Jadi, doakan ya aku bisa jadi pengusaha hehe, walaupun lumayan telat terjun di bidang entrepreneur. Bukan masalah juga kalau ngga punya basic pendidikan formal (ane Rekam Medis). Kita bisa belajar dari mana aja, yang terpenting atmosfer buat mencapai itu bisa terjaga. Motivasi ternyata punya peranan besar buat belajar otodidak atau sekedar berdiskusi sama yang lebih tahu.

Intinya, intinya, intinya... Lakukan pada yang kita bisa, tapi jangan fokus dengan hal yang ngga guna (apa lagi fokus sama orang yang salah *ehh). Kalau ada yang nanya "Aku sih bisanya apa ya kak?", cukup tanyakan pada diri, motivasimu apa. Motivasi sedikit banyak bisa jadi fondasi buat bisa, percayalah, (percayalah sama Tuhan). Minimalnya lagi, punya mimpi. Mimpi itu gratis, kalo yang gratis aja ngga punya, lalu punyanya apa dong? It's okay, kalau punyanya yang ngga gratisan hehe. Entah ini kata siapa, kurang lebih begini "orang yang paling miskin bukanlah orang yang tidak memiliki harta, melainkan orang yang tidak punya mimpi", semoga kita bukan termasuk orang miskin itu ya :)

Menyoal topik yang aku ambil, soal "mandiri", aku sebenernya sedih (ini beneran sedih). Alasan aku sedih adalah saat diri ini masih menjadi tanggungan. Cukup sederhana mimpiku, membuat orang tua tersenyum bahagia. Ngga perlu lagi capek, ngga perlu lagi memikirkan banyak hal, ngga perlu mengkhawatirkan something, dan bla bla bla. Cukup duduk manis, fokus ibadah, sambil dengerin kisah bahagia satu sama lain (indahnya hidup ini).

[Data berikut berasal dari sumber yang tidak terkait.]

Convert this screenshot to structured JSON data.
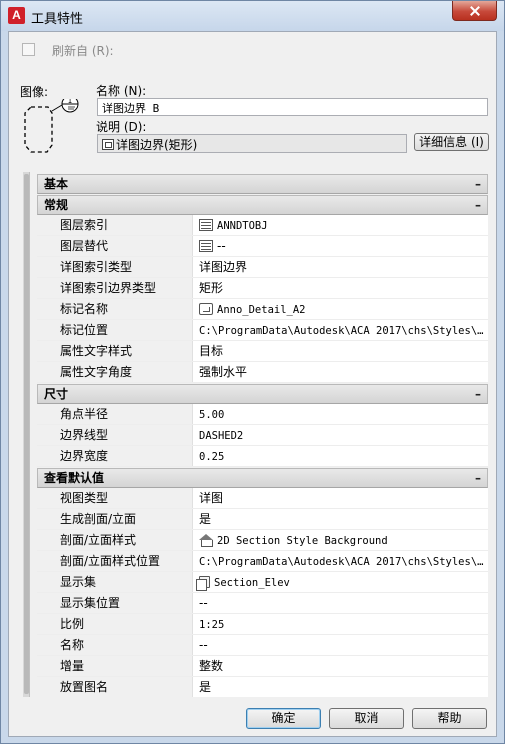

So, lekaslah menjadi mandiri! Pesan itu juga dengan sangat spesial ditujukan pada diri ini. Saat kulihat keriput wajahnya, rambutnya yang kian memutih, cukuplah menjadi alasanku untuk.........

Alhamdulillah masih bisa kutemukan tarikan kedua sudut bibirnya, kuharap sampai nanti tak akan pernah hilang. Dan dapat semakin sering bisa kulihat :)

Hayo apa aku, kamu, kita sudah bisa mandiri? Mandiri itu punya artian yang luas. Tulisan ini aku tulis dengan kadar kebaperan yang lumayan. Semoga kita semua bisa mandiri ya, jangan bikin repot, kalau bisa dilakuian sendiri kenapa engga.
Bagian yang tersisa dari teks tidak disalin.